Que todavía hoy añejos movimientos supremacistas como el Ku Klux Klan, con toda su parafernalia medieval y oscurantista, desfilen sin pudor por ciudades de Estados Unidos reivindicando una supuesta supremacia de raza, es señal inequívoca y preocupante de un retroceso en la igualdad, que tantas vidas a costado a la nación que presume ser baluarte de los derechos y libertades humanos.

Debido a que en las últimas décadas se han dado avances importantes en la inclusión de nuevos grupos en la política, cultura y economía del país vecino, lo que amenaza a quienes antes se consideraban privilegiados, no es casual, pero no por ello es menos condenable, que en pleno siglo XXI, cuando la diversidad religiosa y étnica de EU es cada vez mayor, resurjan estos grupos racistas.

Lo nuevo e indignante —y aun no sabemos qué tan grave para el tejido social de Estados Unidos— es que sea el mismo huésped de la Casa Blanca, el presidente de Estados Unidos, quien con su retórica y discurso, así sea de manera velada o indirecta, quien brinde respaldo a los supremacistas.

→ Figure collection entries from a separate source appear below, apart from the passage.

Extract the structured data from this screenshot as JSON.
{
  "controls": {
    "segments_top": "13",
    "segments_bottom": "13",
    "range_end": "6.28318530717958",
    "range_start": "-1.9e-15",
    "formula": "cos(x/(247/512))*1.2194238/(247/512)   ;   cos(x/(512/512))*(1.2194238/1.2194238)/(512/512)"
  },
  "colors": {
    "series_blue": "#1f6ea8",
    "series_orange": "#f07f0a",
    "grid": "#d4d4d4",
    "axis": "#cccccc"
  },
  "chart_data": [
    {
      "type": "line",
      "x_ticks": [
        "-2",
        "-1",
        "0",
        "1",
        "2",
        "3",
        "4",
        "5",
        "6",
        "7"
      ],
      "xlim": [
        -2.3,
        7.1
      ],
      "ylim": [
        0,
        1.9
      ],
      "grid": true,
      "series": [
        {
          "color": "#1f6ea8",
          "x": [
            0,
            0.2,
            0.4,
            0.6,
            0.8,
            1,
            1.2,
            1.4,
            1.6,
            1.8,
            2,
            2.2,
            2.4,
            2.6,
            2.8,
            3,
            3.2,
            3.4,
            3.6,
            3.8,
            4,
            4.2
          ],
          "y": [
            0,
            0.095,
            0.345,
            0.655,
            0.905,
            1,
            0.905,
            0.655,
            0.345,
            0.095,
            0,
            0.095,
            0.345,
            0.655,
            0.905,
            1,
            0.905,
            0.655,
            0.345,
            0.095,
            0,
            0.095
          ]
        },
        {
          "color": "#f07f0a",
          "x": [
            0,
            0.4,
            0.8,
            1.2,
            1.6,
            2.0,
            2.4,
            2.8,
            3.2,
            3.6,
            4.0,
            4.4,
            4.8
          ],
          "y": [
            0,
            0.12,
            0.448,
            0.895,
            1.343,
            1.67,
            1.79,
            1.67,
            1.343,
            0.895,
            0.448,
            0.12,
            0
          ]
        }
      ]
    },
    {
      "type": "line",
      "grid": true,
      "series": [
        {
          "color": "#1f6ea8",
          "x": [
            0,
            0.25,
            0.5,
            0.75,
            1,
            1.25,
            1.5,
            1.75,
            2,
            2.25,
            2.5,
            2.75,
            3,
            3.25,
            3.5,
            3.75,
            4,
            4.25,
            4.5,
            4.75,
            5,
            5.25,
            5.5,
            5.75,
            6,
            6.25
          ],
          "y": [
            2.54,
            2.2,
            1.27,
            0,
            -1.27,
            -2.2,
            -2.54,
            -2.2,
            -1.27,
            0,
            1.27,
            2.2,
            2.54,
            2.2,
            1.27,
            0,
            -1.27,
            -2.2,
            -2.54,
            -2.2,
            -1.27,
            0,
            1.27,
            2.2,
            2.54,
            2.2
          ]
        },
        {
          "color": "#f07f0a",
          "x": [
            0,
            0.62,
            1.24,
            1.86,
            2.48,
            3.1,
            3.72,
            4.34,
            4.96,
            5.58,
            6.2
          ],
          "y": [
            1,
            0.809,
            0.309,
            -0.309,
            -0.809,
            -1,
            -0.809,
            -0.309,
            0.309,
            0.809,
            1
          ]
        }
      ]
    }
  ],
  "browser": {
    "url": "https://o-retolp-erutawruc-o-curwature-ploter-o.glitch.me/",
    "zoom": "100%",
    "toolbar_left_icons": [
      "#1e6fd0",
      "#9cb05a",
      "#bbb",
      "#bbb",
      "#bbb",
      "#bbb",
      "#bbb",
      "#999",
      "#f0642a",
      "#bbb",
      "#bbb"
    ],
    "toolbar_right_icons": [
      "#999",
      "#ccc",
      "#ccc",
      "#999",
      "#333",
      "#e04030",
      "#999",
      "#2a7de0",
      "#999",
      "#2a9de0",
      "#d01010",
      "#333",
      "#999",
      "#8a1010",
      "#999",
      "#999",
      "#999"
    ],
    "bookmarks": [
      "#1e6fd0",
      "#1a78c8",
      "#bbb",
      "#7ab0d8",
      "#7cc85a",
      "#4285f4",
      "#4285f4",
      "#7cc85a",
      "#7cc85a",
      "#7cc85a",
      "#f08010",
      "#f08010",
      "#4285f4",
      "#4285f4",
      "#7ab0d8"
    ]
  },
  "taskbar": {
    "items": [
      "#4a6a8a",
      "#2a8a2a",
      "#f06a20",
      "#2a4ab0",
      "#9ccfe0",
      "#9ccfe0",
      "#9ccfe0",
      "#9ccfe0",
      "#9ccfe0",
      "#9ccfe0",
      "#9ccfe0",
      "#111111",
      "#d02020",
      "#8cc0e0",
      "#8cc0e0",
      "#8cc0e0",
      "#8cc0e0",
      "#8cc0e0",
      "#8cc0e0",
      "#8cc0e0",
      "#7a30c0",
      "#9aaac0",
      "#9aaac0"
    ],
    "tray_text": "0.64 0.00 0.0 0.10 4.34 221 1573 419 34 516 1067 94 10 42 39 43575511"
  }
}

Oponerse a la inclusión social y política de alguien, sólo por su color de piel, su religión o cualquier otra característica, solamente desnuda de cuerpo completo a quienes defienden estas posturas que, hay que tener presente, nunca han dejado de ser una razón de polarización para los estadounidenses.

Por ello es tan grave que Donald Trump, quien entiende y a veces legitima los temores de este sector de extremistas blancos, no los condene abiertamente en su calidad de presidente de Estados Unidos.